El lenguaje de los cuentos suele ser claro y sencillo, con argumentos entretenidos, que permiten captar con facilidad la atención de los más pequeños, los convierten en un recurso didáctico de gran utilidad para padres y docentes. Además de divertir y entretener, muestran valores que son contados con historias que llegan al fondo del corazoncito de los más pequeños.

Los cuentos para niños potencian la creatividad y la imaginación, motivan el interés por la lectura, amplían el vocabulario y ayudan a desarrollar nuevas fórmulas lingüísticas, mejoran la capacidad de comprensión y estimulan las habilidades comunicativas. En definitiva, se trata de una herramienta didáctica que se puede adaptar a las necesidades particulares de cada uno.

Sin embargo, muchos padres con poca experiencia desconocer la mejor forma de contar cuentos.
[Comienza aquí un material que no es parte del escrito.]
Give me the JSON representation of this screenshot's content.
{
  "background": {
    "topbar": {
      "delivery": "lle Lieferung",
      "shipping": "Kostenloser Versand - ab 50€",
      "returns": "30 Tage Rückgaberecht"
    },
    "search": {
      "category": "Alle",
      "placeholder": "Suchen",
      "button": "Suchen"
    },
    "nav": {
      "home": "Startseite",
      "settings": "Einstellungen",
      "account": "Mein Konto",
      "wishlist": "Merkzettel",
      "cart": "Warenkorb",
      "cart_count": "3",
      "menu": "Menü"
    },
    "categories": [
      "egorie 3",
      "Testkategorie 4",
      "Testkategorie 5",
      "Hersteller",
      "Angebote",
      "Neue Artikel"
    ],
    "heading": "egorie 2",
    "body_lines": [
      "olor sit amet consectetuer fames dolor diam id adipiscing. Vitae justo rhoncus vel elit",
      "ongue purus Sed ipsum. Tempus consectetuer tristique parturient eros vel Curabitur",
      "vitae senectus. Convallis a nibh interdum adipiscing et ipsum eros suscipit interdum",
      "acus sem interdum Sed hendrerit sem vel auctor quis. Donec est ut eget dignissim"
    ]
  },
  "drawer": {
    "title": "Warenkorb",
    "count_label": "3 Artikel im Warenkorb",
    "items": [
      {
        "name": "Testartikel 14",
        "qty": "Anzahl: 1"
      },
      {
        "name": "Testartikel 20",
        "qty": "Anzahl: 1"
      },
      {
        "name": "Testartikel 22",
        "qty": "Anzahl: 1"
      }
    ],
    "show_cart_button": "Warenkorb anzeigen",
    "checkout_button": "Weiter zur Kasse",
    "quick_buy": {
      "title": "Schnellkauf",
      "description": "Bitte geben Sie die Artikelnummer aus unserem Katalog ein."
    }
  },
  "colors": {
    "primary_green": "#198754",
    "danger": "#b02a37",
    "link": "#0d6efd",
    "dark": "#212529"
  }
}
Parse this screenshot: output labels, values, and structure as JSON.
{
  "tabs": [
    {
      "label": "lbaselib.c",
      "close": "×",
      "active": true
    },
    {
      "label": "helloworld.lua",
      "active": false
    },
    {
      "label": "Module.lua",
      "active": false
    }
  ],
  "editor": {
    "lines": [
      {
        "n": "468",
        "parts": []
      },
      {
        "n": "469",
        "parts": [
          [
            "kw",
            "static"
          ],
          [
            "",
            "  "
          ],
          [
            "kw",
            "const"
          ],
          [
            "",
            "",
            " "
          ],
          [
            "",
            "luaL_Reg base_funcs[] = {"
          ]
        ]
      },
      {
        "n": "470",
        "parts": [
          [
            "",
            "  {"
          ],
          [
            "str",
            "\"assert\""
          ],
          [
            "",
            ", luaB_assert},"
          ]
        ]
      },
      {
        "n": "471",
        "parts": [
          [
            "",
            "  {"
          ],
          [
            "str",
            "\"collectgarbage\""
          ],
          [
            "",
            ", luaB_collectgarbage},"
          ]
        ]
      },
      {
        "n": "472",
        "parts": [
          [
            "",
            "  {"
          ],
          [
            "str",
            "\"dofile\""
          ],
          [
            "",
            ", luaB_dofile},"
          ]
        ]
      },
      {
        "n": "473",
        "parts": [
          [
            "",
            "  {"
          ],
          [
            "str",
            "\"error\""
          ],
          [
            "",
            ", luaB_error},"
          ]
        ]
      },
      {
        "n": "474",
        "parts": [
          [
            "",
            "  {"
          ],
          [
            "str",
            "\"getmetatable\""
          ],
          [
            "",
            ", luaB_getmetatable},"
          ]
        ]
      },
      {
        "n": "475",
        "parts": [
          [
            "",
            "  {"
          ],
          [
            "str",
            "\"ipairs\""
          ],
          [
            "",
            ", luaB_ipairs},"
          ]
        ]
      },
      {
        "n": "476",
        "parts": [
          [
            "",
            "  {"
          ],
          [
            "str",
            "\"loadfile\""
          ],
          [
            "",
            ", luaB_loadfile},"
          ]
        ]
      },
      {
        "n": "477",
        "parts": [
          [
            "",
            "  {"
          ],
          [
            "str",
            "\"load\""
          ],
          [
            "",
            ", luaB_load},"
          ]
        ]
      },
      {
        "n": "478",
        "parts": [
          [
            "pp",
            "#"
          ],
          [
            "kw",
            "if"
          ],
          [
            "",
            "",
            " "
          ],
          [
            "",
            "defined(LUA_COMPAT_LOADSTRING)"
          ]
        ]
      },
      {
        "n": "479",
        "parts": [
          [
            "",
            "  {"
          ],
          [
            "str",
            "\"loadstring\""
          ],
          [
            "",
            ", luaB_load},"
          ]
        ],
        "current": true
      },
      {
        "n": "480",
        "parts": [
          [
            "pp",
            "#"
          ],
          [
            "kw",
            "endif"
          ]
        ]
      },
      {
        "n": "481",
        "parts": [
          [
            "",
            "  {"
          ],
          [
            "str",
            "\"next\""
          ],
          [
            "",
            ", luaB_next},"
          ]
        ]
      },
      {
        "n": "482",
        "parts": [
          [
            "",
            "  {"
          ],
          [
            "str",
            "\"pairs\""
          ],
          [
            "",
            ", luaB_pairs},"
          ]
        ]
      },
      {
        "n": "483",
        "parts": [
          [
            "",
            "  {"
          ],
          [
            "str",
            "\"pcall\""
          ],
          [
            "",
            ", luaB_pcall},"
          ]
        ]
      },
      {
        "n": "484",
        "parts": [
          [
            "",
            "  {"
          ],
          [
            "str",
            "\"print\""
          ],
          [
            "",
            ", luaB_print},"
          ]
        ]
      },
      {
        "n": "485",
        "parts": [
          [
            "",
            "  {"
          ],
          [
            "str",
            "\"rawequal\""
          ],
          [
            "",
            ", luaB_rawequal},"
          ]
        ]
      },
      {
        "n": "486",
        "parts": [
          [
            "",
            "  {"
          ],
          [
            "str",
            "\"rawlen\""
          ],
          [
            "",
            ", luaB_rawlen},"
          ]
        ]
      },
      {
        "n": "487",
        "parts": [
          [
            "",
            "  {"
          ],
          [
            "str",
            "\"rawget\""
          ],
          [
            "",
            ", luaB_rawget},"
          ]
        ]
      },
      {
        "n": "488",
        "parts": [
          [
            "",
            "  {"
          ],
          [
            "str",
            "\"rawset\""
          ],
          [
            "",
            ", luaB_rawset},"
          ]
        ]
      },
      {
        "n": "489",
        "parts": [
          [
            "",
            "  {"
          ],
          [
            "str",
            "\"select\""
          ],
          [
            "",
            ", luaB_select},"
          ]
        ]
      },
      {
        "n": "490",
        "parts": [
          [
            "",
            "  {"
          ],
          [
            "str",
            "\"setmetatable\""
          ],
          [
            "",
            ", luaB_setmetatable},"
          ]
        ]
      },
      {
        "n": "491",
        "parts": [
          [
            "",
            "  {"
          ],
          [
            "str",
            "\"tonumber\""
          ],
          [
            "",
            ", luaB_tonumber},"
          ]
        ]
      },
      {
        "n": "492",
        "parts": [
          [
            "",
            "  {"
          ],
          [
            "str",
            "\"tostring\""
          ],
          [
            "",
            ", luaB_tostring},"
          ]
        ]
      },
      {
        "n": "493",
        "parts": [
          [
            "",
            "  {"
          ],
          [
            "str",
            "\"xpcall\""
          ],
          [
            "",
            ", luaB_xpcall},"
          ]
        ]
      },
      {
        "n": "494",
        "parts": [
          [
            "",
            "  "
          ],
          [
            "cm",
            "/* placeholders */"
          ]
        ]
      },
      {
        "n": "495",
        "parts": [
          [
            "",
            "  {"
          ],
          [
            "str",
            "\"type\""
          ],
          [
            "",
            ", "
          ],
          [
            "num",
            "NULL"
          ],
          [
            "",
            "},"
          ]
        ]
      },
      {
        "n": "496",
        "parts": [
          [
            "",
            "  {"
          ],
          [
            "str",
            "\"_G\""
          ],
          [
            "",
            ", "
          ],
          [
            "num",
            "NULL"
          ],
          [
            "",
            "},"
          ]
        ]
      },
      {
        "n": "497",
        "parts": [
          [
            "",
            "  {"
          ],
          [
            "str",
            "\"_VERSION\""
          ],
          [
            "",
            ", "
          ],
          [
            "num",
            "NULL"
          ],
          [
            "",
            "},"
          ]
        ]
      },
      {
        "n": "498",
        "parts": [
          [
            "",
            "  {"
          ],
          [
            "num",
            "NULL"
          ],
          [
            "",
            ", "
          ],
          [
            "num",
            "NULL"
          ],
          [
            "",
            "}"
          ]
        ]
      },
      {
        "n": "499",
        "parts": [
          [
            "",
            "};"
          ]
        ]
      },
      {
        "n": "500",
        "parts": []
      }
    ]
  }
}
La hora del cuento es una excelente ocasión para que padres e hijos dediquen parte de su tiempo en estar juntos. Leer o contar una historia no debería ser algo rutinario, sino entenderse como un buen momento para compartir con los hijos, en un ambiente relajado y agradable.

Primero debes seleccionar con atención el cuento que se narrará. Para ello, debes tener en cuenta la edad del niño y a su capacidad de comprensión, así como a los intereses que demuestran. Un pequeño disfrutará más con una historia protagonizada por personajes o temáticas preferidas por ellos. Los mayores deben jugar con la capacidad de adaptación de las historias e intentar variar los contenidos sin transformar el mensaje que se quiere transmitir.

En el momento comenzar a contar el cuento, es fundamental que los padres utilicen una entonación y ritmo que no resulte monótono. Aunque siempre se debe respetar la pronunciación correcta de las palabras, es recomendable enriquecer la narración con onomatopeyas, entonaciones variadas, reiteraciones o gesticulaciones que hacen más intensa la historia.